Molecular ON-switches are important tools in chemical biology, enabling protein–protein interactions to be regulated by small molecules. However, currently available ON-switches that induce conditional heterodimerization are suboptimal for therapeutic applications. In this study, we present an ON-switch system based on human retinol binding protein 4 (hRBP4) and the orally available small molecule A1120. Two distinct protein scaffolds, FN3 and rcSso7d, were successfully engineered to bind to hRBP4 in a small molecule-dependent manner, demonstrating the flexibility of the system. The binders specifically associated with the drug-induced conformation of hRBP4. Our study demonstrates that lipocalin-based ON-switches can enable specific regulation of protein heterodimerization and provides proof of concept for potential applications in controlling the activity of human CAR T cells.

Abstract

Molecular ON-switches in which a chemical compound induces protein–protein interactions can allow cellular function to be controlled with small molecules.
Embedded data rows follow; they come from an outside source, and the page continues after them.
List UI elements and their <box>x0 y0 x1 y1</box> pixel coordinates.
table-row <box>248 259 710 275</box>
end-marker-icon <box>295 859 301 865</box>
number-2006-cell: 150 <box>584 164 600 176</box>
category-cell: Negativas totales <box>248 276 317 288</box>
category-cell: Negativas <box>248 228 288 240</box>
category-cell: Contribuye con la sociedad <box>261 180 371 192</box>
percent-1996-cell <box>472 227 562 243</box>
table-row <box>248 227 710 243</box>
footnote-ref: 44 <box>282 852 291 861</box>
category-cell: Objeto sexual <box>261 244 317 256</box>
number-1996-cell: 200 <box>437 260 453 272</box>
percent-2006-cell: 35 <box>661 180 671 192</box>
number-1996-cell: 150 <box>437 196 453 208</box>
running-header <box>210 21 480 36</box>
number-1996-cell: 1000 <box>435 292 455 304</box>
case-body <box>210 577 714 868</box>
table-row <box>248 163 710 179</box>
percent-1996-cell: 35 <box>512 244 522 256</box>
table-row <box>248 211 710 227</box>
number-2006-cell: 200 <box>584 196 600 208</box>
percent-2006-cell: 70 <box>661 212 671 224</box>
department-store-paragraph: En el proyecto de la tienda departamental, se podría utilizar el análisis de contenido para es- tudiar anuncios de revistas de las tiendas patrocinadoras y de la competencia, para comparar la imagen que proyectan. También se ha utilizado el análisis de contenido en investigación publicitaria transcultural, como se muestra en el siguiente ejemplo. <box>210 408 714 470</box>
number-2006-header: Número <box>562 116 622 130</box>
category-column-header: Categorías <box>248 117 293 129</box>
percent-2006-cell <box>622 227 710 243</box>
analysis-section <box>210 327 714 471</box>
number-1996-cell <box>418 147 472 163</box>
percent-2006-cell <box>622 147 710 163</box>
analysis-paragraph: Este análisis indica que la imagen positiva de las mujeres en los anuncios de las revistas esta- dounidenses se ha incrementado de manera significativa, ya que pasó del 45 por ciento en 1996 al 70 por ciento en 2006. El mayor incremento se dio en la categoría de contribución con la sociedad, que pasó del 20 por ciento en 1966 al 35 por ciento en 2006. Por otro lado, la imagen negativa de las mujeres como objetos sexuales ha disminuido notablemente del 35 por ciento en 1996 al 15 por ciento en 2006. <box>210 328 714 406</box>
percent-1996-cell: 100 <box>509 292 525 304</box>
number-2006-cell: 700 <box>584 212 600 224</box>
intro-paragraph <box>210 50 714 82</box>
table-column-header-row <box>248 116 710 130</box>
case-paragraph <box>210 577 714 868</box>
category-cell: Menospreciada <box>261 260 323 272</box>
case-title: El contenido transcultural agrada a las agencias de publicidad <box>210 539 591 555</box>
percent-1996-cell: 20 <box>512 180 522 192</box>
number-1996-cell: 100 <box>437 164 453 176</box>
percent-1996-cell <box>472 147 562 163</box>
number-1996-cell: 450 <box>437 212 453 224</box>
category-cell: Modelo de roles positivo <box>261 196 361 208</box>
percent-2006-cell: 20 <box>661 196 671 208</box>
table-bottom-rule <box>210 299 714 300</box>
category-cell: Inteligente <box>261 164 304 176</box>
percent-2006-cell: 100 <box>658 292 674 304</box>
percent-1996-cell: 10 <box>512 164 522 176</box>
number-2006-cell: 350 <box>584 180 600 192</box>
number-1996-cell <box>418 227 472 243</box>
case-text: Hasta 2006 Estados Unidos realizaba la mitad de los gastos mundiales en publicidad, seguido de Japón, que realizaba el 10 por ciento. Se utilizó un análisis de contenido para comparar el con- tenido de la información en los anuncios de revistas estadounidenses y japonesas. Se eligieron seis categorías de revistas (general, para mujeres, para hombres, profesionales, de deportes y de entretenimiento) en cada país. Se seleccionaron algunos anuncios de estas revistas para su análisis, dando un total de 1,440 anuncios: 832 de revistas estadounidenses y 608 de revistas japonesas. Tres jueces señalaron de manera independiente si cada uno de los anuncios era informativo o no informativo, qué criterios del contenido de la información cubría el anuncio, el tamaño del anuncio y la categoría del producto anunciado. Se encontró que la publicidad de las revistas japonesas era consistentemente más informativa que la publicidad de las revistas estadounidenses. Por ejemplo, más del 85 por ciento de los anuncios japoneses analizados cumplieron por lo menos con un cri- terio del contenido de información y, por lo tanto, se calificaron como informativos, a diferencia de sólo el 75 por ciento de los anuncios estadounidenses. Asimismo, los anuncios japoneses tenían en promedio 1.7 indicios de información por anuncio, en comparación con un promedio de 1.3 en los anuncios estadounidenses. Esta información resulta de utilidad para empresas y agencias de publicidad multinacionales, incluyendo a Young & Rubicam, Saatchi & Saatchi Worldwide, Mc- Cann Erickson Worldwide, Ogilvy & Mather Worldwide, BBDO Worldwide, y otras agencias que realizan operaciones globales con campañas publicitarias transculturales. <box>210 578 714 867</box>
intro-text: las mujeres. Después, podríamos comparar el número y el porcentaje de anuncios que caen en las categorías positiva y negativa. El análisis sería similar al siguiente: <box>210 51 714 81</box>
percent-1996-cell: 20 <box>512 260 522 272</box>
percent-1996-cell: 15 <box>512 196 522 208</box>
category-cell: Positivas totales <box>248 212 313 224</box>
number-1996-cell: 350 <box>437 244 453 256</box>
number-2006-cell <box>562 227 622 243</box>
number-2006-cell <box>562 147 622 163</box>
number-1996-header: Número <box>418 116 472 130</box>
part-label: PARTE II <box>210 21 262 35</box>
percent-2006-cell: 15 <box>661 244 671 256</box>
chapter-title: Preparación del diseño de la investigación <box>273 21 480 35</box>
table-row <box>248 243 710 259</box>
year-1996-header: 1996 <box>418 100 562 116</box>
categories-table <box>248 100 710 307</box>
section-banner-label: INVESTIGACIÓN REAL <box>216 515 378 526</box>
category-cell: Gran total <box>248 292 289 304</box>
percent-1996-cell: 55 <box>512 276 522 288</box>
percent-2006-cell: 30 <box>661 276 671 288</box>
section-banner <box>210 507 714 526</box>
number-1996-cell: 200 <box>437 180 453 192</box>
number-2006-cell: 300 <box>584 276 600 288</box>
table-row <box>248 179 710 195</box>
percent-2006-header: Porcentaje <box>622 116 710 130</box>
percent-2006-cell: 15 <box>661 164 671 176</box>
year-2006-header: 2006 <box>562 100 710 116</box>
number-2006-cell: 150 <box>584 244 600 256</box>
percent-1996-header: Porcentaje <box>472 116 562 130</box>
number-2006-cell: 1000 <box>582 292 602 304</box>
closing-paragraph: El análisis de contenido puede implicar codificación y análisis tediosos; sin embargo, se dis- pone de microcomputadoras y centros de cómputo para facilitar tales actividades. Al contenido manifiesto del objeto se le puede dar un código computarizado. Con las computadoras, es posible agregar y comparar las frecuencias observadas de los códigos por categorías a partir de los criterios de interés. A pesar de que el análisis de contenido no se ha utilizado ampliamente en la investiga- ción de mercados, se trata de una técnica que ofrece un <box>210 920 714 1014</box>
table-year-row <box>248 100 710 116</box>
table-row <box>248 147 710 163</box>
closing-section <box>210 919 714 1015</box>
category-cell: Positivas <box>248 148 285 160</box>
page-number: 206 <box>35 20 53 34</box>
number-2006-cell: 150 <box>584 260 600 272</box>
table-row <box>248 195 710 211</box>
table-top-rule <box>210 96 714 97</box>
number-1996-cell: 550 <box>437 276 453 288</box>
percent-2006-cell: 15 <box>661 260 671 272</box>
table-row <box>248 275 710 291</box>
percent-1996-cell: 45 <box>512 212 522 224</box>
ON-switches based on clinically applicable compounds and human proteins would greatly facilitate their therapeutic use. Here, we developed an ON-switch system in which the human retinol binding protein 4 (hRBP4) of the lipocalin family interacts with engineered hRBP4 binders in a small molecule-dependent manner. Two different protein scaffolds were engineered to bind to hRBP4 when loaded with the orally available small molecule A1120. The crystal structure of an assembled ON-switch shows that the engineered binder specifically recognizes the conformational changes induced by A1120 in two loop regions of hRBP4. We demonstrate that this conformation-specific ON-switch is highly dependent on the presence of A1120, as demonstrated by an ∼500-fold increase in affinity upon addition of the small molecule drug. Furthermore, the ON-switch successfully regulated the activity of primary human CAR T cells in vitro. We anticipate that lipocalin-based ON-switches have the potential to be broadly applied for the safe pharmacological control of cellular therapeutics.